Malgré la trivialité voulue par le père, Alain pleura et se jeta dans les bras d’Hans et Petra.
La dernière semaine n’était pas joyeuse, de plus Alain avait beaucoup changé pendant son séjour. Déjà le bouleversement hormonal, la natation et la musculation firent que plus rien ne lui allait. Hans et Petra décidèrent de remplacer ses vêtements. Au lieu de plusieurs pantalons de ville, Alain n’en demanda qu’un et des jeans, comme ceux de ses "frères", précisa- t-il. Alain rendit les deux larges bracelets de cuir à Rudi, qui lui en rendit un pour le garder sur lui en souvenir de Rudi comme lui le ferait en pensant à Alain. Les deux jeunes se jetèrent dans les bras en pleurant au même moment où Petra apportait du linge. Heureusement elle stoppa à temps, regagna le salon et pleura.
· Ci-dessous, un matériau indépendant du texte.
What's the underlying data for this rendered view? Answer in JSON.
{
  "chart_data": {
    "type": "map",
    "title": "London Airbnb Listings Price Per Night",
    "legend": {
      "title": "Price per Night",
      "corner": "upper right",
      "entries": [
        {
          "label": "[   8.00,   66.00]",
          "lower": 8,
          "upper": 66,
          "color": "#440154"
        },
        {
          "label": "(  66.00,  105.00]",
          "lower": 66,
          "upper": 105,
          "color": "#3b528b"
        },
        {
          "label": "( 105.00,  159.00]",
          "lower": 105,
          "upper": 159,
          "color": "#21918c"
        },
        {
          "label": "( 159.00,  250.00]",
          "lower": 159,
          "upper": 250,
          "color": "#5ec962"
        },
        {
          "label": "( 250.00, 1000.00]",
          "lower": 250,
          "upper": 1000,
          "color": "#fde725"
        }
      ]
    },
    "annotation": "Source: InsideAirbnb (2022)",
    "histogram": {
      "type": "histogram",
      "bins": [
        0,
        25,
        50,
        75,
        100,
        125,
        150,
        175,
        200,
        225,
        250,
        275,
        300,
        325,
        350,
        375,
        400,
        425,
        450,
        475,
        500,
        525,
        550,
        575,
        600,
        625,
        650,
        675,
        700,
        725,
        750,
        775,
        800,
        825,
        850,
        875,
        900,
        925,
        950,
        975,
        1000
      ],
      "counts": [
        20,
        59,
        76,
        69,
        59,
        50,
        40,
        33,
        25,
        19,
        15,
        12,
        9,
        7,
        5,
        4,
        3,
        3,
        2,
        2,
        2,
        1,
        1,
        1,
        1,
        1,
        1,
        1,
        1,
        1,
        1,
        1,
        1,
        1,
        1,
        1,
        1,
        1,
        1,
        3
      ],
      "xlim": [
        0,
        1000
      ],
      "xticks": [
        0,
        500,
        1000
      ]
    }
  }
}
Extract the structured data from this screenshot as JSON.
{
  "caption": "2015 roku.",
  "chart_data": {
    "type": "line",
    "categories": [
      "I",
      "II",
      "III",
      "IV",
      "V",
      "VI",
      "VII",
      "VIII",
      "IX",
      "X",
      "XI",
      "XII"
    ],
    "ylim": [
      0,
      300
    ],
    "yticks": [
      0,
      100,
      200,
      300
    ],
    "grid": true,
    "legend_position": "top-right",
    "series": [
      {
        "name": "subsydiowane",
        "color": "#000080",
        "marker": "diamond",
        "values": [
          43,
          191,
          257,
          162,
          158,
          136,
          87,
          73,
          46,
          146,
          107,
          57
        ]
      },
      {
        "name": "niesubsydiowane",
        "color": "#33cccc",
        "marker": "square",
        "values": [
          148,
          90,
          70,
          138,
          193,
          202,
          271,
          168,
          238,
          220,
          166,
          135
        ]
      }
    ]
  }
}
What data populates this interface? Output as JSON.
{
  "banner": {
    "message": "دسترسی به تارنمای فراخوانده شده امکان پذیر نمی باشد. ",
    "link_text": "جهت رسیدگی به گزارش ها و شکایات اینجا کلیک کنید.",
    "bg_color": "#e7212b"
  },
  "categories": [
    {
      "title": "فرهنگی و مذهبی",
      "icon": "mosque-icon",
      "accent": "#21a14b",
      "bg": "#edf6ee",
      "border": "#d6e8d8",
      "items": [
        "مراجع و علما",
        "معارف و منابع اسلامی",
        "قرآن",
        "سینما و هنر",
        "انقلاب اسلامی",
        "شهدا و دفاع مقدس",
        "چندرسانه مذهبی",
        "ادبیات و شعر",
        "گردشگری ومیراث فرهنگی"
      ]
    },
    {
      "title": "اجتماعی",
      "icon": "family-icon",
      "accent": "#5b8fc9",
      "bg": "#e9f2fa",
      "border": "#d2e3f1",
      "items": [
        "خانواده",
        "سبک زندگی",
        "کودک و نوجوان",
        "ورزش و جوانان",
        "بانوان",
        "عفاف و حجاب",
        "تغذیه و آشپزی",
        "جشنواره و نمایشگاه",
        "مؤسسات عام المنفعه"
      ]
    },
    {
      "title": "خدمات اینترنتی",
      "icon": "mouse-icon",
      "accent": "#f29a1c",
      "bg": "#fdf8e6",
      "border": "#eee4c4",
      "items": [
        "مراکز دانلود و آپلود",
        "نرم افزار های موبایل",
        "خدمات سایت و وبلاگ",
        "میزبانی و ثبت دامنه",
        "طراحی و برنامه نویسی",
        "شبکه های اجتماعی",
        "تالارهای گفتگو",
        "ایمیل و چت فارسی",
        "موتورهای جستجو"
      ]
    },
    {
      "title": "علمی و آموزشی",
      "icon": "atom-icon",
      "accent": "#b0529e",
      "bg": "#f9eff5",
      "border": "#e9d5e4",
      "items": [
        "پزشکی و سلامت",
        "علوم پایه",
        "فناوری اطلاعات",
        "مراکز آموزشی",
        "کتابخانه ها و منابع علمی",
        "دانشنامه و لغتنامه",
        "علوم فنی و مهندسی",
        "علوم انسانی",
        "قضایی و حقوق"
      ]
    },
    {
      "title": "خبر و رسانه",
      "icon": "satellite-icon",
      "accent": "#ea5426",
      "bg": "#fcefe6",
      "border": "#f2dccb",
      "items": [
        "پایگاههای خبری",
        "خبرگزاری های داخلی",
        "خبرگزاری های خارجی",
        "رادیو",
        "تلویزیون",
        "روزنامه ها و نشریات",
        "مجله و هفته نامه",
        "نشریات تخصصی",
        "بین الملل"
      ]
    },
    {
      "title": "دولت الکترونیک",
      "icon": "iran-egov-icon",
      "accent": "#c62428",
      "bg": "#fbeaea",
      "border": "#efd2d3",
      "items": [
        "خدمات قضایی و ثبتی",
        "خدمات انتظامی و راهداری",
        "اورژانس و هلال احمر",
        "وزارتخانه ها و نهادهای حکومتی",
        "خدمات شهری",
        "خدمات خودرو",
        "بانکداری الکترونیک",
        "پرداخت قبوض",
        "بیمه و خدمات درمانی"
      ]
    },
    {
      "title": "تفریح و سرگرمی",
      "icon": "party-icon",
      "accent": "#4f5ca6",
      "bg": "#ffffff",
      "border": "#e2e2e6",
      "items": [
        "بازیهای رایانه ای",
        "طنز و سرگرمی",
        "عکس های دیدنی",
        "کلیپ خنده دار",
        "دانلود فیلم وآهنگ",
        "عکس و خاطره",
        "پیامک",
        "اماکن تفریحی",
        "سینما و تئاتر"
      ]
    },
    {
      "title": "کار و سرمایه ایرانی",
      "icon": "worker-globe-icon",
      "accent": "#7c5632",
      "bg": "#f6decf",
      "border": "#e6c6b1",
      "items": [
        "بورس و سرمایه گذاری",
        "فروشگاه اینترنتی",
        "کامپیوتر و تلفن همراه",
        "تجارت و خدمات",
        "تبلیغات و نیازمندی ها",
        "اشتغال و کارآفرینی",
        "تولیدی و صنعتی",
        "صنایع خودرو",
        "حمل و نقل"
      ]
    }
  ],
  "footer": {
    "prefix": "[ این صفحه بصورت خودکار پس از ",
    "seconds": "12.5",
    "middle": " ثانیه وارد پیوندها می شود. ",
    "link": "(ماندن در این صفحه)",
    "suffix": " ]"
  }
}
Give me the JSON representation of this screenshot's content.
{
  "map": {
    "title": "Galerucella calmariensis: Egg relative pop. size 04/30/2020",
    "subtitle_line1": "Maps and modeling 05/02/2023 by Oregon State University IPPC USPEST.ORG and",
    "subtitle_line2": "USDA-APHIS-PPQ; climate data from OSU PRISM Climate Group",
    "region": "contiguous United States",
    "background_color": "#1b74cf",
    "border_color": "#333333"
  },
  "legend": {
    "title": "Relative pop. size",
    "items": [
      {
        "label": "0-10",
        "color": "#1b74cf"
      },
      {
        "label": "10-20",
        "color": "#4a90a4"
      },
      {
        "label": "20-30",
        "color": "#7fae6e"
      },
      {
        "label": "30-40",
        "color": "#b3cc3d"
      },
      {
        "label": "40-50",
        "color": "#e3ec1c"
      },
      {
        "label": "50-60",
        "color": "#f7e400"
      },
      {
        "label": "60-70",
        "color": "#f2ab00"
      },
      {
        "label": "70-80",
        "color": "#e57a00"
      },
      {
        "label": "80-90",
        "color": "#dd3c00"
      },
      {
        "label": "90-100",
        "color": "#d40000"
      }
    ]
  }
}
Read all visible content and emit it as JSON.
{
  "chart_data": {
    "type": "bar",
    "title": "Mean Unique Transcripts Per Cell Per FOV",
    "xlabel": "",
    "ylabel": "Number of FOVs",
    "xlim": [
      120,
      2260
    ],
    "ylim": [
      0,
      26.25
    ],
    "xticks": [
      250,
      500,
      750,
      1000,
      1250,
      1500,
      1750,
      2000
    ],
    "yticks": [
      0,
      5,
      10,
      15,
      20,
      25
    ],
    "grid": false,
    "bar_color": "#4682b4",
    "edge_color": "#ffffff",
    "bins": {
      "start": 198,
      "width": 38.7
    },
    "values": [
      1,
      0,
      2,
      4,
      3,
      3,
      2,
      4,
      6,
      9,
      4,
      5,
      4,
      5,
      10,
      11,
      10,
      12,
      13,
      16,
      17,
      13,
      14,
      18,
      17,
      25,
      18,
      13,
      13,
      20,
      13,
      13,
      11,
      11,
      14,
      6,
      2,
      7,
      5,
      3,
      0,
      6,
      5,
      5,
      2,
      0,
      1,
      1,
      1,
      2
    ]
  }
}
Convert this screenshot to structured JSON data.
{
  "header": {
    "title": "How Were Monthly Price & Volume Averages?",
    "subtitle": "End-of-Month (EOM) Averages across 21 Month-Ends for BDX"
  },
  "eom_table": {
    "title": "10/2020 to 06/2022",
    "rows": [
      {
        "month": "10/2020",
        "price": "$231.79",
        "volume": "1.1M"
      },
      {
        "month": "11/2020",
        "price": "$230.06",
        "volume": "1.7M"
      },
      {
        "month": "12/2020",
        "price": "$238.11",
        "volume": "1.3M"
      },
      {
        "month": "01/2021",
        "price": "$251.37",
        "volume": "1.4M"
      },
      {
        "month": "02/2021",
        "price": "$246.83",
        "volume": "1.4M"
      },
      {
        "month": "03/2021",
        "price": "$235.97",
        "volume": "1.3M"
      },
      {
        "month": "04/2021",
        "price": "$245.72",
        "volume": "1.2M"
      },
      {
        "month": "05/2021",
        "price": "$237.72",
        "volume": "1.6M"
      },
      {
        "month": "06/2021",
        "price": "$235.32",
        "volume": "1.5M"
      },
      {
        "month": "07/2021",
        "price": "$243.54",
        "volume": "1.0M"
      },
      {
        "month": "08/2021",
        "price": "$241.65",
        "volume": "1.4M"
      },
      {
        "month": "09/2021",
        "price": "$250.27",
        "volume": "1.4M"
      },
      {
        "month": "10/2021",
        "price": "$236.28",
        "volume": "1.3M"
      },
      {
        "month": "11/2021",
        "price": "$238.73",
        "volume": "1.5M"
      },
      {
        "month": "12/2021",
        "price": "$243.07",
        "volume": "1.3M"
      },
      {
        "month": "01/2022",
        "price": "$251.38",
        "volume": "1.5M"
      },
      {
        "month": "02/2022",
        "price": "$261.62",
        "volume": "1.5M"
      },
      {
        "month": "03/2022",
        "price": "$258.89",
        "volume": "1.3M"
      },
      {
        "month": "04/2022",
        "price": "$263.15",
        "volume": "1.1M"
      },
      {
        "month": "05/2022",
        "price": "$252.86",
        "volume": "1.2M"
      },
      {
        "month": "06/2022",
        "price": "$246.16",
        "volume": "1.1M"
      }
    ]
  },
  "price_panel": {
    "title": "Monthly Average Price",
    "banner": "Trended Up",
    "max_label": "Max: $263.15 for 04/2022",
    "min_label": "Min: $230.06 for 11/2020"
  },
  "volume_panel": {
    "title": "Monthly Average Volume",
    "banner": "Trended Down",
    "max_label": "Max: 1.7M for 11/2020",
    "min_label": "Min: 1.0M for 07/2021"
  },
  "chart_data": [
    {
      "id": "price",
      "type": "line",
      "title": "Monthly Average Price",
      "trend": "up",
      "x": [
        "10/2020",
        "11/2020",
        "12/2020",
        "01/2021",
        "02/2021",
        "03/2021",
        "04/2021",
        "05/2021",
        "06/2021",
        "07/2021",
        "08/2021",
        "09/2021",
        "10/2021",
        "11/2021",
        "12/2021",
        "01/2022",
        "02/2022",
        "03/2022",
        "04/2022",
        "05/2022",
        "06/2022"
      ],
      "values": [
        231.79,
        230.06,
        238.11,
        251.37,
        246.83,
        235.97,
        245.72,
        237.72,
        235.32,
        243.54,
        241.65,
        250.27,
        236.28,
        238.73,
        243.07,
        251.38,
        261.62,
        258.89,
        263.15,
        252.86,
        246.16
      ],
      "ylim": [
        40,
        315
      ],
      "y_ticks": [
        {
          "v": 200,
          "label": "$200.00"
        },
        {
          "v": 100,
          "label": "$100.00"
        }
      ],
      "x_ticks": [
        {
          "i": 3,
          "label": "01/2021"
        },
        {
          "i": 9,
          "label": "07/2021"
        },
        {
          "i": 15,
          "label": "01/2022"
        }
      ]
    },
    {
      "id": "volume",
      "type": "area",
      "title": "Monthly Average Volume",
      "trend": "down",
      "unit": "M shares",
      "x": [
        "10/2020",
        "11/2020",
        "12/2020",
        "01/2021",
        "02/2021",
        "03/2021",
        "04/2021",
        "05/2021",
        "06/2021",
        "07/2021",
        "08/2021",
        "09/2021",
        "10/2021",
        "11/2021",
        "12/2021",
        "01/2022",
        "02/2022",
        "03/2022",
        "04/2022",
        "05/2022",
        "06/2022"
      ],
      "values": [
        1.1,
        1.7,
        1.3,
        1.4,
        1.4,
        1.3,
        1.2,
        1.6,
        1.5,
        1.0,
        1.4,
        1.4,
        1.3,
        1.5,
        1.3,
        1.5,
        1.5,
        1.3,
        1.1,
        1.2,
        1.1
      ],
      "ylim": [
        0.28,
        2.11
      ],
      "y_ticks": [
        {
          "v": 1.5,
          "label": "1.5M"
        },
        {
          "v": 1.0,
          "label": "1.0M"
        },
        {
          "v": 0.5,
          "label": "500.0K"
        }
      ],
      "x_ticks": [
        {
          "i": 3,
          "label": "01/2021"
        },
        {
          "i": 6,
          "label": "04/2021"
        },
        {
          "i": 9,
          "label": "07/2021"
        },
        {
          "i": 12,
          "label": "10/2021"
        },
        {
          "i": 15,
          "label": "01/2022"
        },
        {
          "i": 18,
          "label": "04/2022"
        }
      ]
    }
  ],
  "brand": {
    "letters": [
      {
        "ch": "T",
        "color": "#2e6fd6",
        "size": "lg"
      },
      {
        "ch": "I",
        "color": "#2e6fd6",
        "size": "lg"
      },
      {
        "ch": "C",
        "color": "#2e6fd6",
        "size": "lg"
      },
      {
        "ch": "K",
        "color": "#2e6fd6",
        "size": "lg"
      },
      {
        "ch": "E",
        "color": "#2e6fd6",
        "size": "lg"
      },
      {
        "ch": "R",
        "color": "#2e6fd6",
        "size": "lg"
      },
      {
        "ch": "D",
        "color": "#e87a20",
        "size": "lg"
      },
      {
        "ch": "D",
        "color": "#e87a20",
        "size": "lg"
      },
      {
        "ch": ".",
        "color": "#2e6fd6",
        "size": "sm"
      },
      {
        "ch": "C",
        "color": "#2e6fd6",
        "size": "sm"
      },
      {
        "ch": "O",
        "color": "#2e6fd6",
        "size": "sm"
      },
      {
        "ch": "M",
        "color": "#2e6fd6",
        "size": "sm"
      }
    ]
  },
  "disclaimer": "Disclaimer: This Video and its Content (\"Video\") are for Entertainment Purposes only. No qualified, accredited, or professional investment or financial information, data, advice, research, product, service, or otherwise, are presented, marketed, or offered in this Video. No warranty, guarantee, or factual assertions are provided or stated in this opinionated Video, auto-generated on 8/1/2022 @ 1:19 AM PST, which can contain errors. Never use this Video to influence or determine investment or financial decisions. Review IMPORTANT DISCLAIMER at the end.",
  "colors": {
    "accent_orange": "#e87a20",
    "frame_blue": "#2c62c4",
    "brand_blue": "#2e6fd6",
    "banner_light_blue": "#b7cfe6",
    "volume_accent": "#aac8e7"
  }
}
Rudi avait remarqué un changement en Karl. Il lui demanda si le départ d’Alain en était la cause, il vit que les larmes montaient aux yeux de son frère. Alors il l’enlaça et lui dit :
— Pleure, grand frère si cela te soulage. Tu l’aimes bien, n’est-ce pas ?
— Je crois que oui.
— Laisse faire le temps, et puis il pourra revenir et entre-temps, il y a internet et la webcam.
— Merci mon petit frère chéri.
Le départ fut déchirant, Alain ne dissimula pas sa peine. La famille au complet non plus, Thomas aussi était peiné, à part eux deux, tous les autres étaient ravis de rentrer. Dans le train Alain s’isola, rejoint par Thomas.
— Tu permets, Alain que je m’installe près de toi ?
— Bien sûr, après ce que toi et moi avons découvert et vécu, si tu veux on peut être amis ?
— En ce qui me concerne, c’était déjà le cas depuis ton aide à la soirée chez Otto.
Ses parents de substitution, qu’il appelait oncle et tante, furent étonnés de constater combien Alain avait changé en un mois et demi d’absence, c’était presque un jeune homme. Il n’avait pas encore 17 ans, l’oncle en lui-même se dit "quel beau mâle".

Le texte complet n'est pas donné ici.